Saturday, May 12, 2007

Freedom! (To Breathe)

When I was 5 years old the U.S. Surgeon General issued the warning that "smoking is hazardous to your health". Some years later it became knowN that second-hand smoking (breathing others' smoke) was also hazardous to your health. Yesterday the MN Legislature did something about it. What they did will cut health care costs; promote public health; and ultimately save many lives. Now, will Gov. Pawlenty sign it as he's promised in the past? I'm holding my breath!

Votes put smoking ban in the governor’s hands
Both houses of the Minnesota Legislature passed a historic statewide smoking ban, amid fierce and emotional debate Friday and today pitting health concerns against personal freedom and property rights.
By Mark Brunswick, Star Tribune
Last update: May 12, 2007 – 1:20 AM

Smoking would be allowed on outdoor smoking patios.
Joel Koyama, Star Tribune

Both houses of the Minnesota Legislature passed a historic statewide smoking ban, amid fierce and emotional debate Friday and today pitting health concerns against personal freedom and property rights.

The bill, which would take effect in October if signed into law, would prohibit smoking in bars and restaurants and bingo halls, and would make Minnesota the 20th state to prohibit smoking indoors.

Smoking would be permitted on outdoor patios, and local governments would be able to enact even stricter standards. Gov. Tim Pawlenty has said he would sign a ban.

The Senate approved the bill 43-21, with seven DFLers, including the DFL Iron Range delegation, voting against it. Eight Republicans voted for it.
Shortly before 1 a.m., the House approved it 81-48 after 1 1/2 hours of debate.
"Those who have served us ... are now among the rest of the workers who are protected from the hazards of secondhand smoke," said Sen. Kathy Sheran, the Mankato DFLer who sponsored the ban in the Senate.

In the House debate, Rep. Steve Sviggum, R-Kenyon, said, "It's an assault on personal property rights and an insult to personal choice. There was no compromise with those on the extreme end."It will protect workers. It will be a giant step forward for the state of Minnesota," said Rep. Tom Huntley, DFL-Duluth.

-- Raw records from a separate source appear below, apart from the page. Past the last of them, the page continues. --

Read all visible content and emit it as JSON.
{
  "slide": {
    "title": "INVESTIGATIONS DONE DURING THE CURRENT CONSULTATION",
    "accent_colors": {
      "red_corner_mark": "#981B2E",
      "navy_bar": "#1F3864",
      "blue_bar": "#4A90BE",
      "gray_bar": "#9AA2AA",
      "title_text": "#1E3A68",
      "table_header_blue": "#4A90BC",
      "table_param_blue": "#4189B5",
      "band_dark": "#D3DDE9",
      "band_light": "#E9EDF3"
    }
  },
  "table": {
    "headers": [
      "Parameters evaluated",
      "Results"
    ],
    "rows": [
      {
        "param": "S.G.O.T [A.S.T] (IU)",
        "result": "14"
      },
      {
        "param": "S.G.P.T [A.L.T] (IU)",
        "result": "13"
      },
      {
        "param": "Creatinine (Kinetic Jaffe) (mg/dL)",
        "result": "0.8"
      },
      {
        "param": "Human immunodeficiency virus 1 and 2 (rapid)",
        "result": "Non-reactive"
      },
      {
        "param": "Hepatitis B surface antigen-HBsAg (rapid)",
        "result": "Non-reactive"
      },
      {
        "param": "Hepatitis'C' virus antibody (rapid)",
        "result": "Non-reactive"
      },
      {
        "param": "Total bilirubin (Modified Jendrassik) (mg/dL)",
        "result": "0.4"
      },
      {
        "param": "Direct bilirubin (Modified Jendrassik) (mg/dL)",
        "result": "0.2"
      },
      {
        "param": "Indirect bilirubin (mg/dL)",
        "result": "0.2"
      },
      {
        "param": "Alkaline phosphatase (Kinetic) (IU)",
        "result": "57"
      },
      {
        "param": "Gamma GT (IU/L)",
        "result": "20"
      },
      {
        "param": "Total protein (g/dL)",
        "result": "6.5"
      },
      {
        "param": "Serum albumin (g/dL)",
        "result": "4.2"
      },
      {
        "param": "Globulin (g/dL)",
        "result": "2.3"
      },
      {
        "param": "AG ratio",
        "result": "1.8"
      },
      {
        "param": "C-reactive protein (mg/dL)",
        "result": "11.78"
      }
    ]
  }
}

"Somehow this legislation turned out to be just plain mean," said Rep. Dennis Ozment, R-Rosemount. "It's how to be mean to fellow citizens through oppressive government."

Many House opponents complained that a House version that permitted indoor smoking rooms with separate ventilation was not fought for vigorously enough in conference committee. But supporters insisted that the House negotiators had won a number of concessions from their Senate counterparts.

Threat to jobs pleaded
Heading into the debate, the House had the option of voting for or against the bill, or voting to send it back to committee. But amendments were not permitted at this stage.

Throughout the debate, supporters have promoted the ban as a protection for workers in the hospitality industry from the effects of secondhand smoke. Bar and restaurant owners have marched to the Capitol to plead for leniency because of the potential for lost income, particularly in border communities and in communities near Indian casinos, which would be exempt from the ban.

"This is going to kill the very jobs we are trying to save here," said Sen. Dave Tomassoni, DFL-Chisholm, an opponent. "It's actually going to eliminate workers' jobs."

But supporters said the bill shows that the state is serious about health and controlling health care costs. Blue Cross and Blue Shield of Minnesota reported earlier this year that $215.7 million is spent a year in the state to treat health conditions caused by exposure to secondhand smoke.
"No worker's health is less valuable than anyone else's, no worker's life is less valuable than anyone else's," said Sen. Ron Latz, DFL-St. Louis Park, who has written smoking ban bills in the past. "Small business should be excited about this small step to help reduce costs on their bottom line."

Some minor exemptions to the ban include: scientific studies, hotel and motel rooms, tobacco shops, small family farms, locked psychiatric facilities, traditional Native American ceremonies, and theater productions. Smoking would also be permitted at the Disabled Veterans Rest Camp in Washington County.